Viewliner II: An End in Sight

First New Viewliner II Sleeper Car Delivery Expected Next Week

Abe Zumwalt

According to a presentation given today at the monthly Washington IEEE luncheon, Amtrak expects delivery of the 1st of 25 new CAF Viewliner sleeping cars next week, after having completed delivery of the first Baggage-Dormitory car, 70 baggage cars, and 24 out of 25 Dining cars that replaced equipment that had been rolling since the middle of the 20th century.

The 25 sleepers, after testing and full delivery, are intended to augment the existing Viewliner fleet of 50, given its relatively “young” age of less than a quarter century in revenue service. Apart from otherwise improved amenities from the new diners and inclusion of versatile bike racks in the baggage cars, this represents the first expansion of passenger capacity seen from the order.

Apart from the “new car” smell, the other noticeable difference with the new Viewliner sleepers will be the absence of toilets in roomettes, bringing the service in line with Western accommodations found on Superliner trains. The consumer satisfaction indicators resulting from the change will no doubt be interesting to review.

The new car is set to undergo installment of some final touches by Amtrak, including the installation of wifi after its delivery to Hialeah yard in Miami before road testing. It may see revenue service before the end of the year, and that couldn’t be soon enough.

There isn't a place in the system where added sleeper capacity wouldn't be felt. Rooms on the Cardinal are perpetually hard to book less than a month in advance, rooms on the Crescent charge enough to indicate plenty of latent demand, to say nothing of the overnight trains that don’t offer the amenity at all.

This delivery will mark the beginning of the end of a decade-long process with Spanish Manufacturer CAF. There will be reams of information and implications of why the procurement of 125 railcars took as long as it did. The half serious joke has been that CAF can build transit vehicles, but got overwhelmed when faced with putting bathrooms, showers, and kitchens on them.

Joking aside, the lessons learned from the process will be numerous. However, we can make a solid observation without getting too far into the weeds: this project, alongside the failed Nippon Sharyo bi-level order for state services in the Midwest, had something fundamental in common. These are two recent projects that were one-time orders and required establishing an assembly line, with no clearly established pipeline of equipment orders to sustain the backing of corporate leadership headquartered abroad. This clearly doesn’t work.

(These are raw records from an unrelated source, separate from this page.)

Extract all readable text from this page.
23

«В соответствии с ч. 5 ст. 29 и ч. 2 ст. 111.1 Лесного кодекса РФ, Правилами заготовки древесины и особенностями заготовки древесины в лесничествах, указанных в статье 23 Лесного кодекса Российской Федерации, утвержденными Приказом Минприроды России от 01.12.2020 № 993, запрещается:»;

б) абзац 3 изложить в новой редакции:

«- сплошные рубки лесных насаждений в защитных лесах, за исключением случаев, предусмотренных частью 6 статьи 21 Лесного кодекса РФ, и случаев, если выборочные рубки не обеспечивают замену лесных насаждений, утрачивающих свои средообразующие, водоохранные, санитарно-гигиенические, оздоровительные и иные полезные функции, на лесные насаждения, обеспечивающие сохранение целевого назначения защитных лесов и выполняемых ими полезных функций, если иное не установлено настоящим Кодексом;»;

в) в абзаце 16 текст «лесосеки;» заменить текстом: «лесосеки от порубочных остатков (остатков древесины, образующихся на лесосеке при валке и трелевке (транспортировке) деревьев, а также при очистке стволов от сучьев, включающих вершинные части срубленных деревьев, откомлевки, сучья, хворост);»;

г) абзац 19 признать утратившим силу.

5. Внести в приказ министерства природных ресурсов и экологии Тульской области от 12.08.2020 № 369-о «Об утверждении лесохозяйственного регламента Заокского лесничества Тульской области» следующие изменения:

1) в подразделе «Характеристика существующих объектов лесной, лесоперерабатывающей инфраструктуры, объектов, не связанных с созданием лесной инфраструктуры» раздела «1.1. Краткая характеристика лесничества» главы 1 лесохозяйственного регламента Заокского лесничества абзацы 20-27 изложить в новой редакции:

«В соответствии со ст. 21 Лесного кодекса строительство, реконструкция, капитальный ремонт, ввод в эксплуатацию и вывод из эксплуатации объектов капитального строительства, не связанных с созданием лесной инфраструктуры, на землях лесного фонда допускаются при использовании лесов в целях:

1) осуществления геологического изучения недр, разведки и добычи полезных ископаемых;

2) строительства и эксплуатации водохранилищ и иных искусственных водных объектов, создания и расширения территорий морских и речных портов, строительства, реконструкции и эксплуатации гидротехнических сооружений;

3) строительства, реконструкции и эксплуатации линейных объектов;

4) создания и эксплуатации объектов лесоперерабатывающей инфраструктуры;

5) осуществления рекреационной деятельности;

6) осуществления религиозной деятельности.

We need a steady supply of new equipment supplementing the fleet. It will take 929 pieces of equipment to replace all of Amtrak’s fleet that is more than 37 years old, which doesn't touch on what would be required to add service and expand the network. For this we need stable equipment suppliers. To support them, like so much else, we need ongoing, reliable, dedicated funding for passenger rail services in this country that agencies can plan around.

Arriving alongside this long awaited sleeping car is yet another issue that the next Amtrak reauthorization desperately needs to address.